Je regardais Obama un peu paumé, ensuite. Il sait mieux que quiconque en ce monde qu’il est le résultat de cette parole, de cette capacité à passer par-dessus les rancœurs pour faire de la colère un miracle positif. Ne pas renoncer. Mais transformer la mauvaise énergie en courage. Et Obama se retrouvait là, lors des cérémonies d’hommage à King, à faire devant les caméras le fier-à-bras prêt à attaquer Damas, à grands coups de missiles punitifs. Contradiction, complexité, schizophrénie des puissants: cochez la case qui vous convient.
King a réussi deux paris impossibles. Dire non au sang. Dire oui au rassemblement. Imaginez un type qui se serait par exemple mis à déclarer une sorte de guerre sainte aux racistes blancs américains, en soulignant les multiplicités et les divisions tribalo-religieuses de ses troupes: les Noirs descendant d’esclaves d’Afrique de l’Ouest, ou du Sud, ou subsaharienne, ou de n’importe où. Il n’aurait pas eu la moindre chance, tous se seraient battus entre eux au lieu de chercher la liberté. On y serait encore, là-bas, comme il y a cinq siècles ici, à s’égorger façon Saint-Barthélémy pour des places dans le bus en foutant le feu aux églises. Parfois, il existe vraiment des hommes providentiels: King fut l’un des plus immenses.
«Si chacun se réclame de son Dieu, alors il faut dégager Dieu», a dit un jour Marek Halter. C’est une heureuse façon mécréante de faire avancer le débat, il me semble. Je fais un rêve et un peu de provo, pendant qu’on y est: il est où, le Martin Luther King arabe? Existe-t-il, celui qui parviendrait à faire avaler au monde musulman qu’ils ne sont pas plus des victimes de l’histoire que les autres? Et que le djihad, c’est une des plus vastes fumisteries de l’aventure spirituelle des hommes? Peut-on imaginer un imam éclairé qui refuserait la violence absolument, et surtout: qui réussirait à mettre l’islam lui-même devant l’évidence fraternelle d’un rassemblement pour plus de paix et moins d’identités meurtrières?
Je me lasse ainsi des infinies nuances des centaines de «spécialistes du monde arabe» qui se télescopent sur les écrans, et des massacres au bout des nuances, en Irak et en Iran, en Afghanistan et à Gaza, au Mali et en Libye, en Egypte et en Syrie, désormais. Sunnisme, chiisme, chaféisme, hanafisme, alévisme, salafisme, wahhabisme, druzes, malikisme, soufisme, usulisme ou ibadisme. Vous en voulez encore, courants et écoles? Asharisme, kharidjisme, alaouites, mourides, takfirisme ou zaïdisme, etc., je peux continuer.

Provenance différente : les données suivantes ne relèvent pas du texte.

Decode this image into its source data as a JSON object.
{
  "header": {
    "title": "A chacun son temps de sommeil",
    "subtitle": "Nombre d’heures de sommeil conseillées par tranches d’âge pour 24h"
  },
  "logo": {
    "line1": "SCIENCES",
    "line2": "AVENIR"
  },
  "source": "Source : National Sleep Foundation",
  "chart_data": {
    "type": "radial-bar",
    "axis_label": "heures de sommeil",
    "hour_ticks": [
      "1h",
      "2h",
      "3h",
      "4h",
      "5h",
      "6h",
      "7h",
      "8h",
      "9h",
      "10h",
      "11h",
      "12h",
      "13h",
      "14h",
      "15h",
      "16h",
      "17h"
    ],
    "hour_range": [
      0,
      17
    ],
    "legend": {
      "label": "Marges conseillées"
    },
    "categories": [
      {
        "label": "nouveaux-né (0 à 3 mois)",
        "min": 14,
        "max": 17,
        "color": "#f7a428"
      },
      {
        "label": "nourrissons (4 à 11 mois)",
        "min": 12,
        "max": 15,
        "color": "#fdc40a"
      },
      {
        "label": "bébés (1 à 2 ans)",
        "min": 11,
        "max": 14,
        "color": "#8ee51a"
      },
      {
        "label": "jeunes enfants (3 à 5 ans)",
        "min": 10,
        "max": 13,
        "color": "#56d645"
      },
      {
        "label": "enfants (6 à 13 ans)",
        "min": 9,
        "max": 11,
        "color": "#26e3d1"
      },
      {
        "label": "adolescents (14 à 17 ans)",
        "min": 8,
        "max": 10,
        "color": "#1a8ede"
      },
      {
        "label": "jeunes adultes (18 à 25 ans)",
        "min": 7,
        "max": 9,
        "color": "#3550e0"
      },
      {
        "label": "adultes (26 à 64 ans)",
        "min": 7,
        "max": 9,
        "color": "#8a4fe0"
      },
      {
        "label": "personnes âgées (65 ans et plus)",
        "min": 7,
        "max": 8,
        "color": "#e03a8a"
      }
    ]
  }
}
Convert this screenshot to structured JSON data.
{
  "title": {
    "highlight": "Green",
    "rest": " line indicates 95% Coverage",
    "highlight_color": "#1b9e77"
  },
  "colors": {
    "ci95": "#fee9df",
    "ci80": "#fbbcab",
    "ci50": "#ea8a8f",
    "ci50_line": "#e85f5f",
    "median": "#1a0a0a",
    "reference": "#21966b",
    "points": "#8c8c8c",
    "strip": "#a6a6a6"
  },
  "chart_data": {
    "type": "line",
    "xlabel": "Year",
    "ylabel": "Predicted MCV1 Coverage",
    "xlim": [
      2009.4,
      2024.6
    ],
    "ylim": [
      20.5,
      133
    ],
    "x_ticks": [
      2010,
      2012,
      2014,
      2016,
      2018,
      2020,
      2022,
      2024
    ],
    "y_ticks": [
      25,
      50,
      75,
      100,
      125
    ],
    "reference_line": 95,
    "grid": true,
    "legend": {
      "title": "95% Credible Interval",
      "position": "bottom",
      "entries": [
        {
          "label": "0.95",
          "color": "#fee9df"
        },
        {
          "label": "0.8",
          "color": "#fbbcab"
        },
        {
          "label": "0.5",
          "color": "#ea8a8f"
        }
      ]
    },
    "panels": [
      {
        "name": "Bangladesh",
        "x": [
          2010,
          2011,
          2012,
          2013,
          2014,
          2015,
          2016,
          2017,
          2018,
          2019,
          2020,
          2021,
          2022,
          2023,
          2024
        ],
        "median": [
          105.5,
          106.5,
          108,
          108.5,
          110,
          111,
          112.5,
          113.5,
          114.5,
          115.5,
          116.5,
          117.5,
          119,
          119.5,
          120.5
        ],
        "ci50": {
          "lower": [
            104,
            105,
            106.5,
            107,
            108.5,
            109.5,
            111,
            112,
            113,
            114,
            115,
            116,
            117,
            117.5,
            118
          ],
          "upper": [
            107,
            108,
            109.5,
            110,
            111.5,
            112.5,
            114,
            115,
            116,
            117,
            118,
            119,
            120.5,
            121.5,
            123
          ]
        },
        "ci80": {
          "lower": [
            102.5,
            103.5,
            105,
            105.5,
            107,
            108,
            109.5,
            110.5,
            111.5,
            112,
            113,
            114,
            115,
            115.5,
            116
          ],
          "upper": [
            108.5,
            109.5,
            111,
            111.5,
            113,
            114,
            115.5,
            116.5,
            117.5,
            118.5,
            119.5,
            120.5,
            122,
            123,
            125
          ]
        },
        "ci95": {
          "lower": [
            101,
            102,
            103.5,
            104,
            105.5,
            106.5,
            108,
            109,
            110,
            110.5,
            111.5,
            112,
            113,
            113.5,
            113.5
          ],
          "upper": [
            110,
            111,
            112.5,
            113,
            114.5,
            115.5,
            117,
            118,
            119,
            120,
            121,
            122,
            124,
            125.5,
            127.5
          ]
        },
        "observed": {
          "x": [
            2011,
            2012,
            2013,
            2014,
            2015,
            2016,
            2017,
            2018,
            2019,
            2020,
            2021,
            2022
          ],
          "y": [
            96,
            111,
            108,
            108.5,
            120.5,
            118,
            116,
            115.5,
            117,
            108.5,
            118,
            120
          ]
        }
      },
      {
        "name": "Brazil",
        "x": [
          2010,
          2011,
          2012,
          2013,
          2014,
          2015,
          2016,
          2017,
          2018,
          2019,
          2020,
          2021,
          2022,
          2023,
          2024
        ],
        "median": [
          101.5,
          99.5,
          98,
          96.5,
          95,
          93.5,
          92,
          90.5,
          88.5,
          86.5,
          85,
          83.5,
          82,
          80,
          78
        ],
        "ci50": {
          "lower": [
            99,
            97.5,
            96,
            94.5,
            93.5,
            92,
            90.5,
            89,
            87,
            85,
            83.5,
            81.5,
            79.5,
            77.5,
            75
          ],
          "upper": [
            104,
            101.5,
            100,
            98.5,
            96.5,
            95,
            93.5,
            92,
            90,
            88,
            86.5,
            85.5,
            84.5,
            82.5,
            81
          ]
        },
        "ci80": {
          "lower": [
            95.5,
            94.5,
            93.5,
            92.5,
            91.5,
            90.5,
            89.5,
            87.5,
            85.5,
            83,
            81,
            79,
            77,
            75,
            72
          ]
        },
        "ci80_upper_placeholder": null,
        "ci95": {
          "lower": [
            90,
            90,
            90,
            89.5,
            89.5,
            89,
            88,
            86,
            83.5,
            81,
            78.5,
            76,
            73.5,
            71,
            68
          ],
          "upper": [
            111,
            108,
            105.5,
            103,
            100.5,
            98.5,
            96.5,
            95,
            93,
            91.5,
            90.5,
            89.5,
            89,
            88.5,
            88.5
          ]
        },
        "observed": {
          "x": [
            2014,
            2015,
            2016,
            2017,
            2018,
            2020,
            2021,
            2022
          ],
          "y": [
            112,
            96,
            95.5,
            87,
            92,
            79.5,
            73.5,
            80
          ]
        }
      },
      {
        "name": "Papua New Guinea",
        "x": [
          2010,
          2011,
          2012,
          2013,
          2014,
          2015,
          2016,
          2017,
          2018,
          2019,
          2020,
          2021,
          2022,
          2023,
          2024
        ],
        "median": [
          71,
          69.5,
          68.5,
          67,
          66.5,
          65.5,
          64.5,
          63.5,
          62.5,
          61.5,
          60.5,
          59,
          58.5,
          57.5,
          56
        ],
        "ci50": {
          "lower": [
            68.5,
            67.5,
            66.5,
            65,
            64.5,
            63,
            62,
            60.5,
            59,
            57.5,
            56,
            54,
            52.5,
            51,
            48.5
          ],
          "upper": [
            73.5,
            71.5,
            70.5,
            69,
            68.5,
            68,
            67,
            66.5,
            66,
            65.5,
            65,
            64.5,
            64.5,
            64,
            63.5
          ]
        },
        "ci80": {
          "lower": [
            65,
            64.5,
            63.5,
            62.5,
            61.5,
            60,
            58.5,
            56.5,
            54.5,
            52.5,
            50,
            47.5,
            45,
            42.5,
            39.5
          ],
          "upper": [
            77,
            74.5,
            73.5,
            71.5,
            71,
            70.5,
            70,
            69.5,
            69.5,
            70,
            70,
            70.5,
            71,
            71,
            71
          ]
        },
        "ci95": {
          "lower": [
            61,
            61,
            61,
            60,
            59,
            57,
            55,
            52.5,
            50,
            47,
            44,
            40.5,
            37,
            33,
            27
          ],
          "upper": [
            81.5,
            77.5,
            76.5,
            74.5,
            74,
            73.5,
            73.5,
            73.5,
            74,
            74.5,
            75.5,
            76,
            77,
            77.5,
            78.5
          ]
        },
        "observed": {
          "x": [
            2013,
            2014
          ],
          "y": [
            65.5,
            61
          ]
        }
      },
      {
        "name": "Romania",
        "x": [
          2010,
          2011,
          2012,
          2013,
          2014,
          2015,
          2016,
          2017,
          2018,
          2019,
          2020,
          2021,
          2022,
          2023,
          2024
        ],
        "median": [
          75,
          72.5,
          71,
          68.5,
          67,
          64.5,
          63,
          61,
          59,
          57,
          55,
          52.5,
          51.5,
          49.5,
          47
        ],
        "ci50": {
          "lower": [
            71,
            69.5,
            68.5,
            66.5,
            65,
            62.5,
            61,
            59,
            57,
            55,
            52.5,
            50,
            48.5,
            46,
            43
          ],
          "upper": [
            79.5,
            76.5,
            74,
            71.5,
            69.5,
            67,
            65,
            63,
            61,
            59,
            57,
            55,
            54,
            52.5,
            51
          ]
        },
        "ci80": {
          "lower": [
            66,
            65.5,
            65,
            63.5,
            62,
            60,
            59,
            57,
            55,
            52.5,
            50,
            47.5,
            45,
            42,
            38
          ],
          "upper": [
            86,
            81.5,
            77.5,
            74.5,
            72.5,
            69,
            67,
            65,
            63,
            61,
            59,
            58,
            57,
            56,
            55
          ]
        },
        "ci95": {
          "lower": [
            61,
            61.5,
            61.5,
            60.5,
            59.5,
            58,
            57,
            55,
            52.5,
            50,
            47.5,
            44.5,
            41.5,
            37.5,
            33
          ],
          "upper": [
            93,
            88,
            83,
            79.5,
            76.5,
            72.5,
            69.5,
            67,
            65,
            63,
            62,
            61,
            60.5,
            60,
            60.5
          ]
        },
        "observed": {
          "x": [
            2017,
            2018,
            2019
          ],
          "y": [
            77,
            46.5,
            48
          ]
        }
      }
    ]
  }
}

Reviens, Mahomet, ils sont devenus fous. Trouve-leur un type genre King: «L’obscurité ne peut pas chasser l’obscurité; seule la lumière le peut. La haine ne peut pas chasser la haine; seul l’amour le peut. Nous devons apprendre à vivre ensemble comme des frères, sinon nous allons mourir tous ensemble comme des idiots.»